Paranoid persons may dwell on the trivial. They may be hypersensitive, bear grudges and be unforgiving. Remarks by others may be immediately interpreted as an insult, injury, attack, or slight directed at their personality or reputation, and may provoke aggressive responses. They may eventually be shunned because of their eccentric behavior; moreover, this may include close family members, as well as friends."
Read Notes from the therapy of a Paranoid Patient
Paranoid ideation is common
among people with pronounced fantastic grandiosity which is a defense against a
dysregulated (labile) sense of self-worth & a
vanishingly low self-esteem. Yet, counterintuitively,
such people are much more prone to reckless behaviors involving strangers in
dangerous situations.
How can we reconcile this apparent conflict between psychodynamic (paranoia)

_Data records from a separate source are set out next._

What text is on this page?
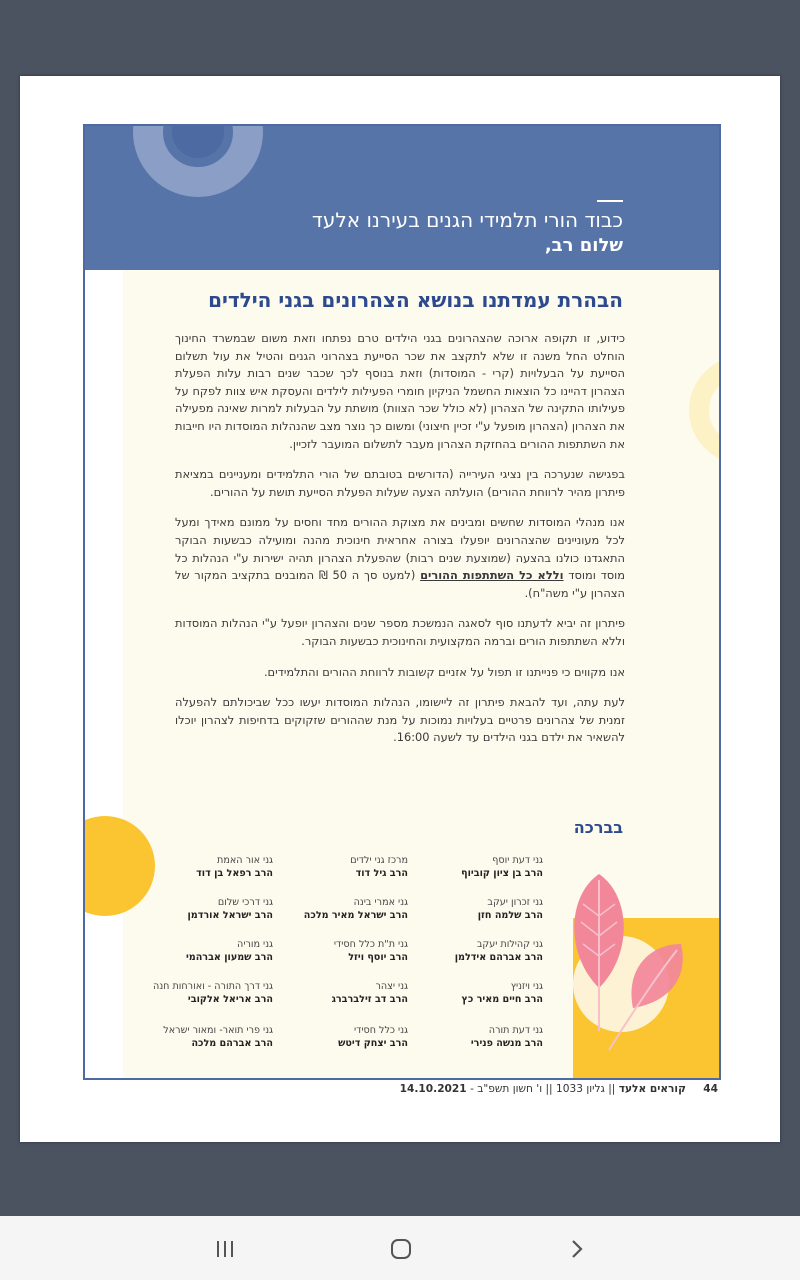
כבוד הורי תלמידי הגנים בעירנו אלעד
שלום רב,
הבהרת עמדתנו בנושא הצהרונים בגני הילדים

כידוע, זו תקופה ארוכה שהצהרונים בגני הילדים טרם נפתחו וזאת משום שבמשרד החינוך הוחלט החל משנה זו שלא לתקצב את שכר הסייעת בצהרוני הגנים והטיל את עול תשלום הסייעת על הבעלויות (קרי - המוסדות) וזאת בנוסף לכך שכבר שנים רבות עלות הפעלת הצהרון דהיינו כל הוצאות החשמל הניקיון חומרי הפעילות לילדים והעסקת איש צוות לפקח על פעילותו התקינה של הצהרון (לא כולל שכר הצוות) מושתת על הבעלות למרות שאינה מפעילה את הצהרון (הצהרון מופעל ע"י זכיין חיצוני) ומשום כך נוצר מצב שהנהלות המוסדות היו חייבות את השתתפות ההורים בהחזקת הצהרון מעבר לתשלום המועבר לזכיין.

בפגישה שנערכה בין נציגי העירייה (הדורשים בטובתם של הורי התלמידים ומעניינים במציאת פיתרון מהיר לרווחת ההורים) הועלתה הצעה שעלות הפעלת הסייעת תושת על ההורים.

אנו מנהלי המוסדות שחשים ומבינים את מצוקת ההורים מחד וחסים על ממונם מאידך ומעל לכל מעוניינים שהצהרונים יופעלו בצורה אחראית חינוכית מהנה ומועילה כבשעות הבוקר התאגדנו כולנו בהצעה (שמוצעת שנים רבות) שהפעלת הצהרון תהיה ישירות ע"י הנהלות כל מוסד ומוסד וללא כל השתתפות ההורים (למעט סך ה 50 ₪ המובנים בתקציב המקור של הצהרון ע"י משה"ח).

פיתרון זה יביא לדעתנו סוף לסאגה הנמשכת מספר שנים והצהרון יופעל ע"י הנהלות המוסדות וללא השתתפות הורים וברמה המקצועית והחינוכית כבשעות הבוקר.

אנו מקווים כי פנייתנו זו תפול על אזניים קשובות לרווחת ההורים והתלמידים.

לעת עתה, ועד להבאת פיתרון זה ליישומו, הנהלות המוסדות יעשו ככל שביכולתם להפעלה זמנית של צהרונים פרטיים בעלויות נמוכות על מנת שההורים שזקוקים בדחיפות לצהרון יוכלו להשאיר את ילדם בגני הילדים עד לשעה 16:00.

בברכה
גני דעת יוסף
הרב בן ציון קוביוף
מרכז גני ילדים
הרב גיל דוד
גני אור האמת
הרב רפאל בן דוד
גני זכרון יעקב
הרב שלמה חזן
גני אמרי בינה
הרב ישראל מאיר מלכה
גני דרכי שלום
הרב ישראל אורדמן
גני קהילות יעקב
הרב אברהם אידלמן
גני ת"ת כלל חסידי
הרב יוסף ויזל
גני מוריה
הרב שמעון אברהמי
גני ויזניץ
הרב חיים מאיר כץ
גני יצהר
הרב דב זילברברג
גני דרך התורה - ואורחות חנה
הרב אריאל אלקובי
גני דעת תורה
הרב מנשה פנירי
גני כלל חסידי
הרב יצחק דיטש
גני פרי תואר- ומאור ישראל
הרב אברהם מלכה
44 קוראים אלעד || גליון 1033 || ו' חשון תשפ"ב - 14.10.2021
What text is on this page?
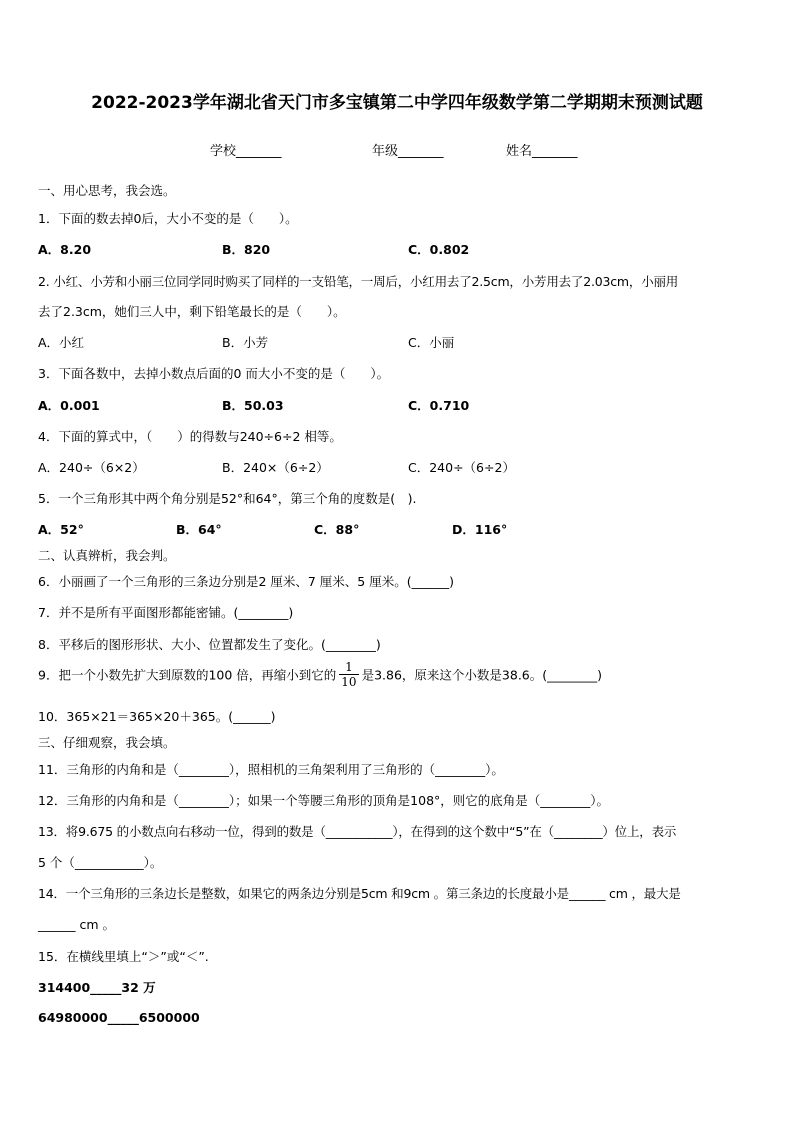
2022-2023学年湖北省天门市多宝镇第二中学四年级数学第二学期期末预测试题
学校_______	年级_______	姓名_______
一、用心思考，我会选。
1．下面的数去掉0后，大小不变的是（　　）。
A．8.20	B．820	C．0.802
2. 小红、小芳和小丽三位同学同时购买了同样的一支铅笔，一周后，小红用去了2.5cm，小芳用去了2.03cm，小丽用
去了2.3cm，她们三人中，剩下铅笔最长的是（　　）。
A．小红	B．小芳	C．小丽
3．下面各数中，去掉小数点后面的0 而大小不变的是（　　）。
A．0.001	B．50.03	C．0.710
4．下面的算式中，（　　）的得数与240÷6÷2 相等。
A．240÷（6×2）	B．240×（6÷2）	C．240÷（6÷2）
5．一个三角形其中两个角分别是52°和64°，第三个角的度数是(　).
A．52°	B．64°	C．88°	D．116°
二、认真辨析，我会判。
6．小丽画了一个三角形的三条边分别是2 厘米、7 厘米、5 厘米。(______)
7．并不是所有平面图形都能密铺。(________)
8．平移后的图形形状、大小、位置都发生了变化。(________)
9．把一个小数先扩大到原数的100 倍，再缩小到它的 $\frac{1}{10}$ 是3.86，原来这个小数是38.6。(________)
10．365×21＝365×20＋365。(______)
三、仔细观察，我会填。
11．三角形的内角和是（________），照相机的三角架利用了三角形的（________）。
12．三角形的内角和是（________）；如果一个等腰三角形的顶角是108°，则它的底角是（________）。
13．将9.675 的小数点向右移动一位，得到的数是（___________），在得到的这个数中“5”在（________）位上，表示
5 个（___________）。
14．一个三角形的三条边长是整数，如果它的两条边分别是5cm 和9cm 。第三条边的长度最小是______ cm ，最大是
______ cm 。
15．在横线里填上“＞”或“＜”.
314400_____32 万
64980000_____6500000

and behavior (risk-seeking)? In such patients, paranoid ideation is provoked by
socially stressful situations, emotional intimacy, self-imputed inferiority
(challenge to grandiosity), & risk of loss (perceived disadvantage or
weakness)
Paradoxically, therefore, such people would feel most threatened in the
presence of their INTIMATE partners & nearest and dearest. But, they would
trust total strangers as "safe" even in the most precarious,
dangerous, & reckless situations (for example: when they are totally drunk
or in a room together alone)
Their threat perception is not affected even when the stranger makes his
nefarious intentions known - because there is no risk of intimacy or attachment
involved. They are far more likely to end up having sex with a total unknown
than with someone they love, for instance - & the sex would often be
unprotected and in compromising circumstances
They are bound to shun & avoid all forms of
intimacy with potential mates, including sex aversion, & compensate with
instant faux "closeness" or "affection" & promiscuity
with strangers.
Similarly, people with these psychological defenses would trust even known criminals,
bums, or junkies over their friends & loved ones because they can feel
equal or superior to these losers &, thus, their grandiosity is upheld
& their self-esteem is restored.
People with paranoid ideation tend to suspect & fear anyone who has the
perceived power to deny them something that they crave & depend on - or to
take it away from them. Because they are focused on highly specific potential
losses, they ignore the fact that strangers can sexually assault or even kill
them. Such misjudgment and misperception of risk is
enhanced by alcohol or drug abuse ("alcohol myopia").